"Merci de ta carte. Je suis heureux de te savoir à l'abri et tranquille, moi qui ai repris la vie aventureuse du poilu des tranchées de première ligne. Dès ma rentrée, j'ai failli y laisser ma peau, le premier soir d'abord, où une rafale de mitrailleuse m'a copieusement arrosé, et, le 18, ensuite, lors d'une attaque où j'ai vu tomber, tués à mes côtés, huit de mes meilleurs soldats dont un adjudant et deux sergents et douze poilus blessés. Je garderai longtemps sous mes yeux le souvenir de cette vision tragique, un champ de bataille ravagé de coups de canon sur lequel se couche le soleil rouge : un cirque de sang. Crois bien, cher vieux, que j'ai gardé dans cette occasion tout le sang-froid et toute l'énergie que tu me connais ; mes hommes d'ailleurs ont été admirables. Quelle belle race, et j'étais fier et content de marcher à la tête de tels bougres. Ca va toujours très bien, à tous points de vue, c'est seulement un peu long. Au revoir, cher vieux, écris-moi plus longuement si tu disposes de quelques loisirs."
Il écrit le même jours à son épouse :
Hier je n'ai pu t'envoyer qu'une toute petite carte. J'étais dans la tranchée P 3 à 200 mètres des Boches qui, d'ailleurs, à part quelques obus, nous ont fichu la paix. Il a plu, mais je me suis tenu à l'abri et si j'ai eu un tout petit peu froid aux pieds ce n'est rien en comparaison de cet hiver.

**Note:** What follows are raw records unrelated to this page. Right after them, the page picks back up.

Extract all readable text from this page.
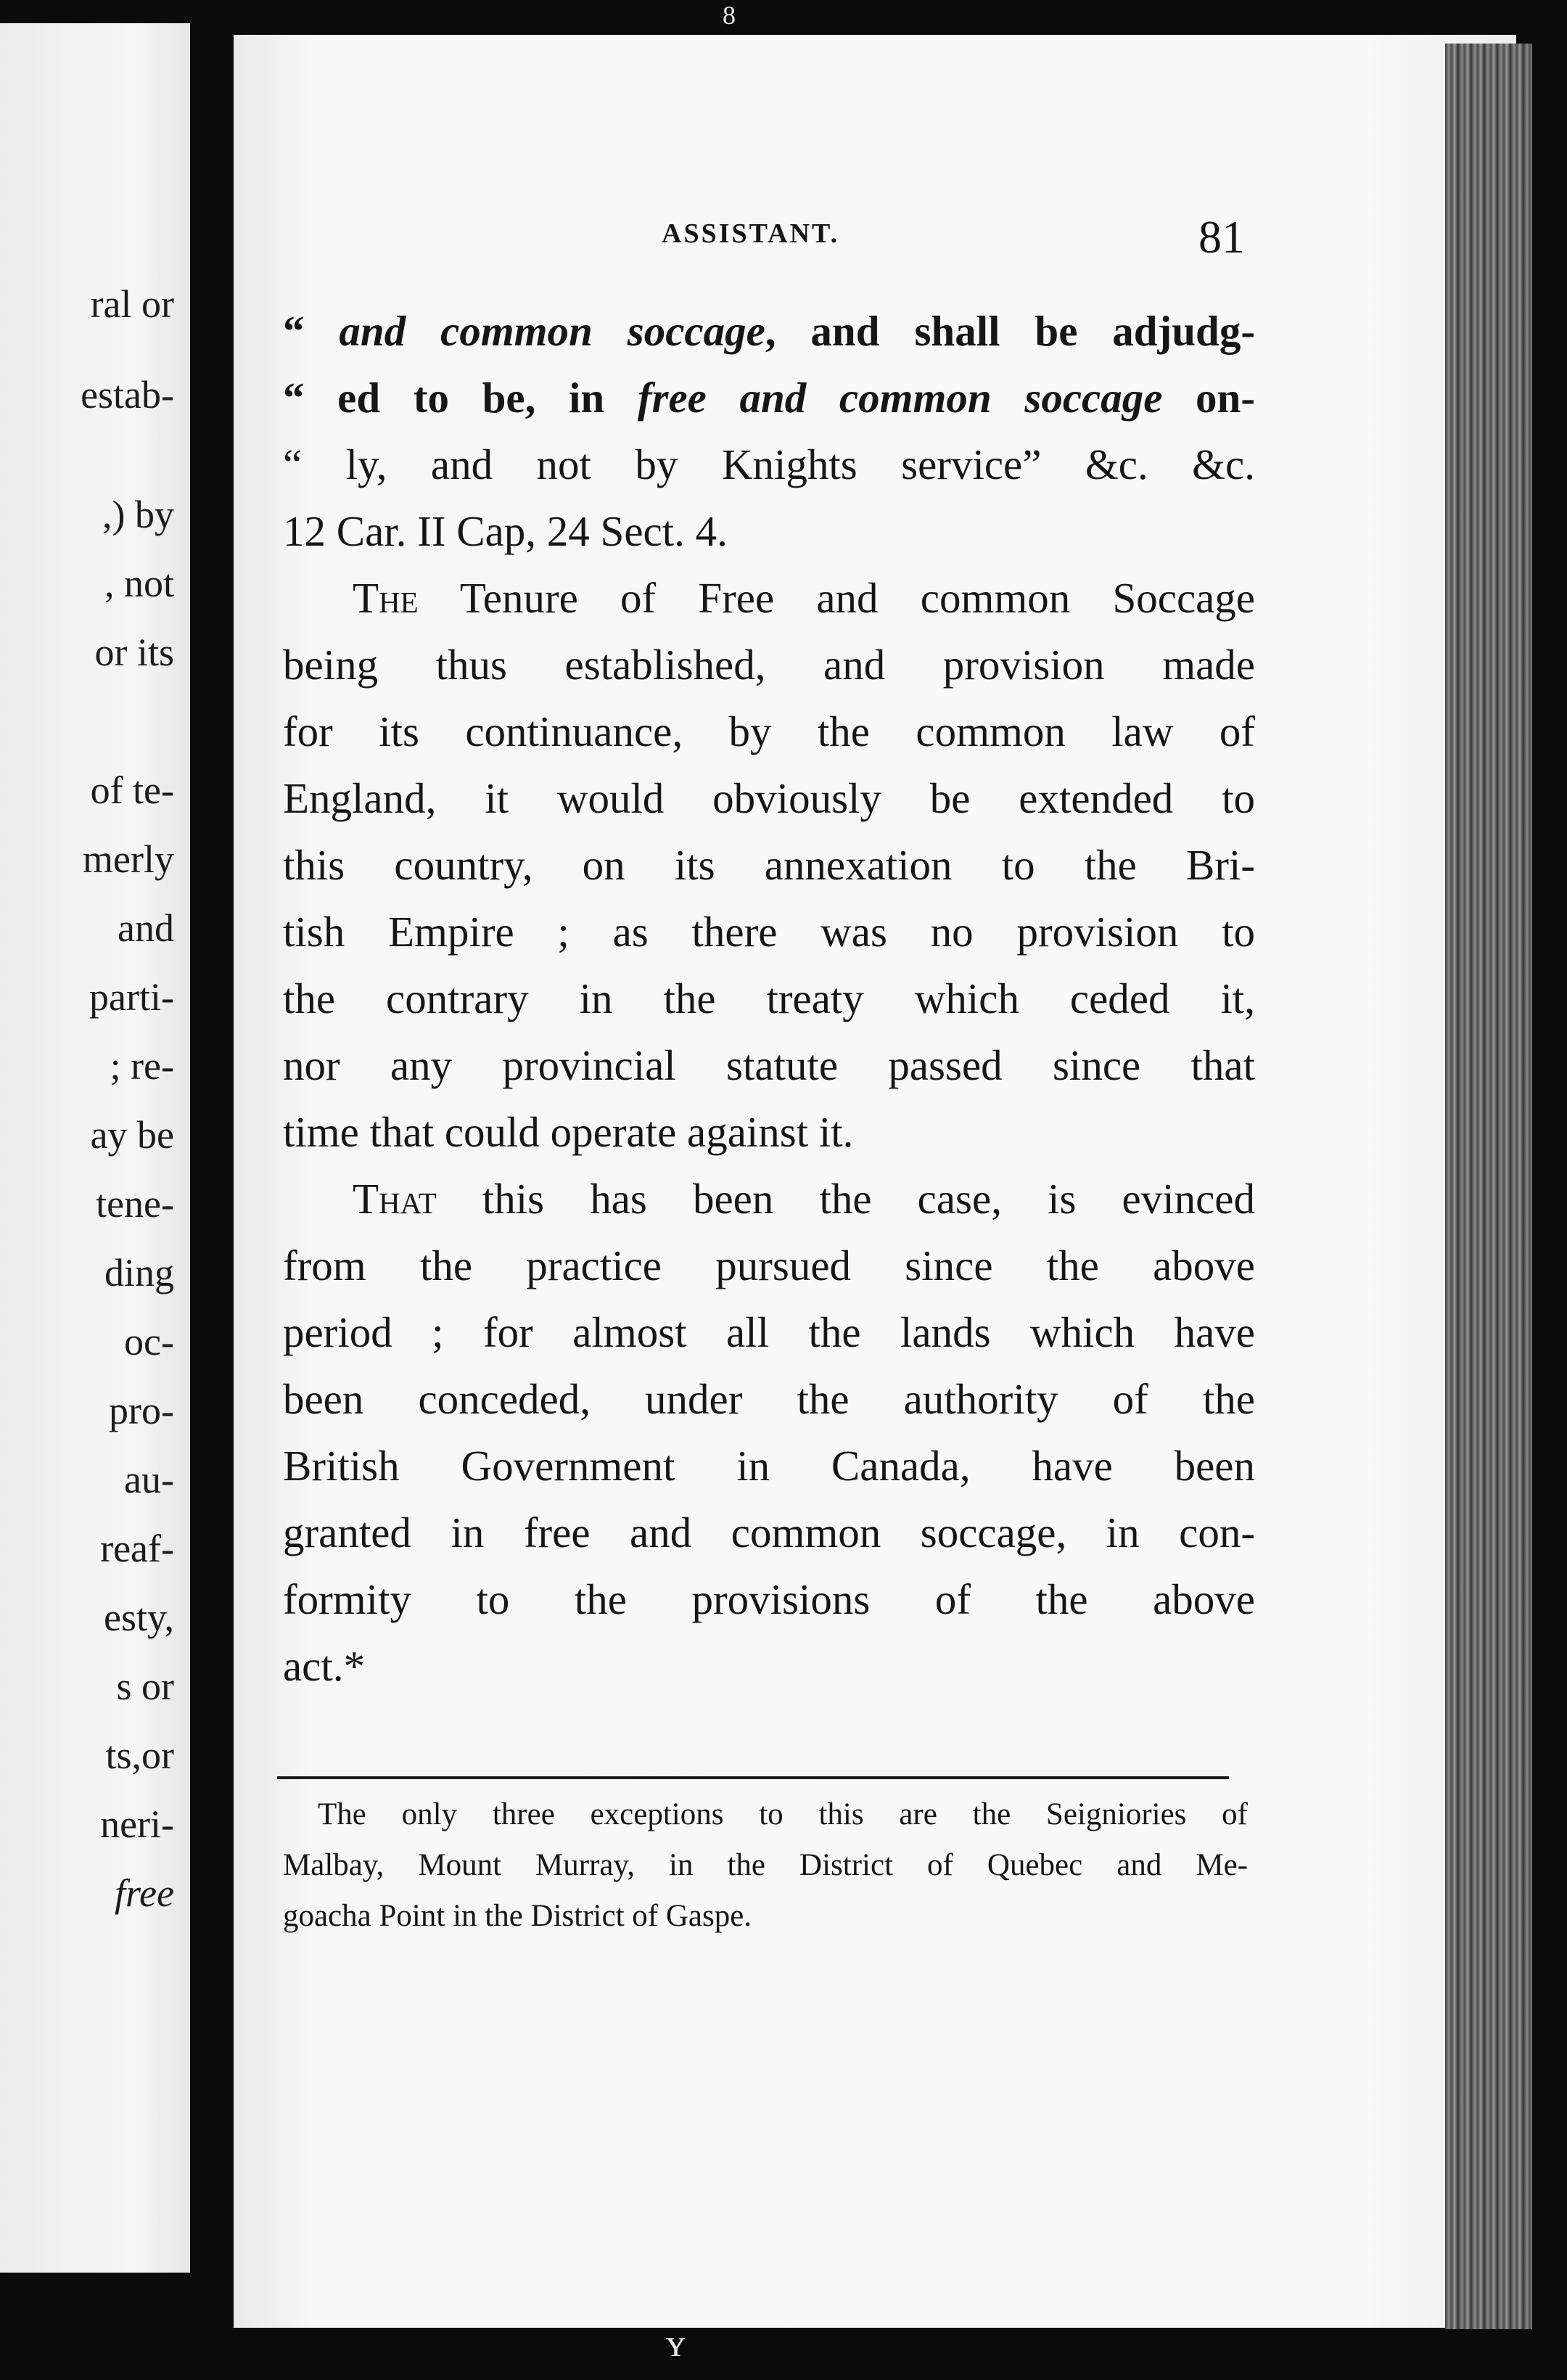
8
ral or
estab-
,) by
, not
or its
of te-
merly
and
parti-
; re-
ay be
tene-
ding
oc-
pro-
au-
reaf-
esty,
s or
ts,or
neri-
free
ASSISTANT.	81
“ and common soccage, and shall be adjudg-
“ ed to be, in free and common soccage on-
“ ly, and not by Knights service” &c. &c.
12 Car. II Cap, 24 Sect. 4.
The Tenure of Free and common Soccage
being thus established, and provision made
for its continuance, by the common law of
England, it would obviously be extended to
this country, on its annexation to the Bri-
tish Empire ; as there was no provision to
the contrary in the treaty which ceded it,
nor any provincial statute passed since that
time that could operate against it.
That this has been the case, is evinced
from the practice pursued since the above
period ; for almost all the lands which have
been conceded, under the authority of the
British Government in Canada, have been
granted in free and common soccage, in con-
formity to the provisions of the above
act.*
The only three exceptions to this are the Seigniories of
Malbay, Mount Murray, in the District of Quebec and Me-
goacha Point in the District of Gaspe.
ʏ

Nous avons été relevés de bonne heure, vers 8 h. 1/2 du soir, et nous sommes venus nous installer dans notre cave, une cave très bien où nous avons un poêle, deux sommiers avec des matelas et des édredons où nous avons reposé le mieux du monde jusqu'à onze heures du matin. Il y a une pompe et un puits dans la maison, ce qui nous a permis de faire un brin de toilette complète."
* Edmond Rocher (1873-1948). Romancier, Poète et littérateur.